Collective I/O: State of The Art and Future Developments

Event Sponsor: 
Mathematics and Computer Science Division Seminar
Start Date: 
Apr 17 2017 - 10:30am
Building/Room: 
Building 240/Room 1404-1405
Location: 
Argonne National Laboratory
Speaker(s): 
Giuseppe Congiu
Host: 
Pavan Balaji

Abstract:
Collective I/O is a parallel I/O technique designed to deliver high performance data access to scientific applications running on large scale computing clusters. Collective I/O has been used for many years by the HPC community and has had a number of improvements since its conception in the early 90’s. The goal of this presentation is to outline the basic idea of collective I/O and describe the most relevant improvements that have been proposed and integrated over the years and that allowed I/O performance to scale to current large scale clusters.
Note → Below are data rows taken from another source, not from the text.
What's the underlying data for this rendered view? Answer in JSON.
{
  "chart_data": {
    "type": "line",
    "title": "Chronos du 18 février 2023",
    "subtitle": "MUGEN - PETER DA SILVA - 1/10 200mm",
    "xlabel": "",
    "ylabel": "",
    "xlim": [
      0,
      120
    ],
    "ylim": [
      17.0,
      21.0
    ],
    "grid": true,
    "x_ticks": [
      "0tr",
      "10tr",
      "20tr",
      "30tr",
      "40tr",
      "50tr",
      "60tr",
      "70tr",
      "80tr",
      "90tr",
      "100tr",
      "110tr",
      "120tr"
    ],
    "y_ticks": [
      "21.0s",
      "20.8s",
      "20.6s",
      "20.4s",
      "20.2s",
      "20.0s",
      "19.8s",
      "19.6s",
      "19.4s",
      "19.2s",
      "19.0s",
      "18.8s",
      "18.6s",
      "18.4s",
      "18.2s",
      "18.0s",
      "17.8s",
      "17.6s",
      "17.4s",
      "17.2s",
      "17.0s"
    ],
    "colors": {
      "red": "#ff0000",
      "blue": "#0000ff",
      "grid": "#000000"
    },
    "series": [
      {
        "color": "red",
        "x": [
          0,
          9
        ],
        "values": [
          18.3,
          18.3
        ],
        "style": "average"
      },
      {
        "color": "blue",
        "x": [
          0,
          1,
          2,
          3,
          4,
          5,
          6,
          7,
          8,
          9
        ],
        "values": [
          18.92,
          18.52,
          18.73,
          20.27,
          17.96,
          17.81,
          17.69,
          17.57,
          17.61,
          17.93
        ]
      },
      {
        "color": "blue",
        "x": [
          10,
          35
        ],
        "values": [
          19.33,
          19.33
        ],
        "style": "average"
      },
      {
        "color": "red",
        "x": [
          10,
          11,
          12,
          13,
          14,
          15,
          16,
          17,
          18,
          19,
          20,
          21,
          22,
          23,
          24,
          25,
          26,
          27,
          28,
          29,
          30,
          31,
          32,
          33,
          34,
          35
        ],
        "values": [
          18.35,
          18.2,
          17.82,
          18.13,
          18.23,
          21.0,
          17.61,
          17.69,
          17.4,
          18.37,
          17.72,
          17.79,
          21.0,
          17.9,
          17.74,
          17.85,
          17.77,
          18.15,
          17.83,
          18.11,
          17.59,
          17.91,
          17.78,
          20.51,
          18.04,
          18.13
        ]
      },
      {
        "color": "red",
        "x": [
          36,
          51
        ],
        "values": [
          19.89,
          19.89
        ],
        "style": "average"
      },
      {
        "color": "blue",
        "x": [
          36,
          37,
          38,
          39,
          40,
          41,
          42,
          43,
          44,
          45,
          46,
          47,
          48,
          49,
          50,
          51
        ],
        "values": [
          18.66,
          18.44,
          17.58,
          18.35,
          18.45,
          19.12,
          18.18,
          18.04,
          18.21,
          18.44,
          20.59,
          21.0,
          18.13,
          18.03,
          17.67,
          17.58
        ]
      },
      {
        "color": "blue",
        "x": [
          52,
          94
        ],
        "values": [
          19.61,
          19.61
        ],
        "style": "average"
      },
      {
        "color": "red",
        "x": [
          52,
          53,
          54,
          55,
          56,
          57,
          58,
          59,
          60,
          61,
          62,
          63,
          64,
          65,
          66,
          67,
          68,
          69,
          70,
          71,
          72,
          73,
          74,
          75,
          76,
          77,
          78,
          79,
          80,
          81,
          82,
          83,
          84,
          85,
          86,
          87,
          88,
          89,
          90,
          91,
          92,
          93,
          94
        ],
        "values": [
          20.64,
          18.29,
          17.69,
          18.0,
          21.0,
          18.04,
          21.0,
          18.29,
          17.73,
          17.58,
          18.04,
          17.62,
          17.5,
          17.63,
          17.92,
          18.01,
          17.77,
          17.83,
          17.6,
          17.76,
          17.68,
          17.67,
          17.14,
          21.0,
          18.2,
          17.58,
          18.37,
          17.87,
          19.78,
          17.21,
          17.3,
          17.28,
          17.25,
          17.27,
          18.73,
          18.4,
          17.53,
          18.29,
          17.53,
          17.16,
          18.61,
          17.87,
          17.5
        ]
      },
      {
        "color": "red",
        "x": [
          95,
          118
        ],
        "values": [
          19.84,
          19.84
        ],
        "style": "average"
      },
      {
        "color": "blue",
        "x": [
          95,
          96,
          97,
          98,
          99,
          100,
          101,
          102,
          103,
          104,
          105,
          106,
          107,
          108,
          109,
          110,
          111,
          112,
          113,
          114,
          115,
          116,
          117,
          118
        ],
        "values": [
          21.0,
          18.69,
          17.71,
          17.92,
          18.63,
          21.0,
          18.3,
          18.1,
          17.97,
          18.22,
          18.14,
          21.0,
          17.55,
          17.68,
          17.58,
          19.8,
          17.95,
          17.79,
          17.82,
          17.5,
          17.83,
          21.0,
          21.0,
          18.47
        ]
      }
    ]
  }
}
In the first part of the presentation the basic idea of collective I/O is presented. Afterwards, the main flaws in the design are discussed. Subsequently some of the solutions proposed are presented. Finally, an alternative solution to boost collective I/O performance that makes use of non-volatile memory devices is introduced and discussed. A detailed description of how the proposed solution is integrated in the ROMIO middleware as well as corresponding performance measurements are also discussed.
 
Biography:
Giuseppe Congiu holds a Bachelor Degree (2005) and a Master Degree (2008) in Electric and Electronic Engineering from University of Cagliari. From January 2009 to August 2010 he has worked as software developer on an Italian government funded project to build an AID medical imaging system. In February 2011 he joined Xyratex as PhD fellow in the SCALUS (SCALing by mean of Ubiquitous Storage) project, a Marie Curie Initial Training Network (MCITN) program funded by the European Commission. In December 2013 he started working on the DEEP-ER (Dynamic Exascale Entry Platform - Extended Reach) project, an Exascale research project funded by the EC. Currently he is working on other two EC funded Exascale research projects: the CoE (Centre of Excellence) ESiWACE and the FETHPC (Future Emerging Technology for HPC) SAGE. In 2017 he is expected to get his PhD degree from the University of Mainz (GE).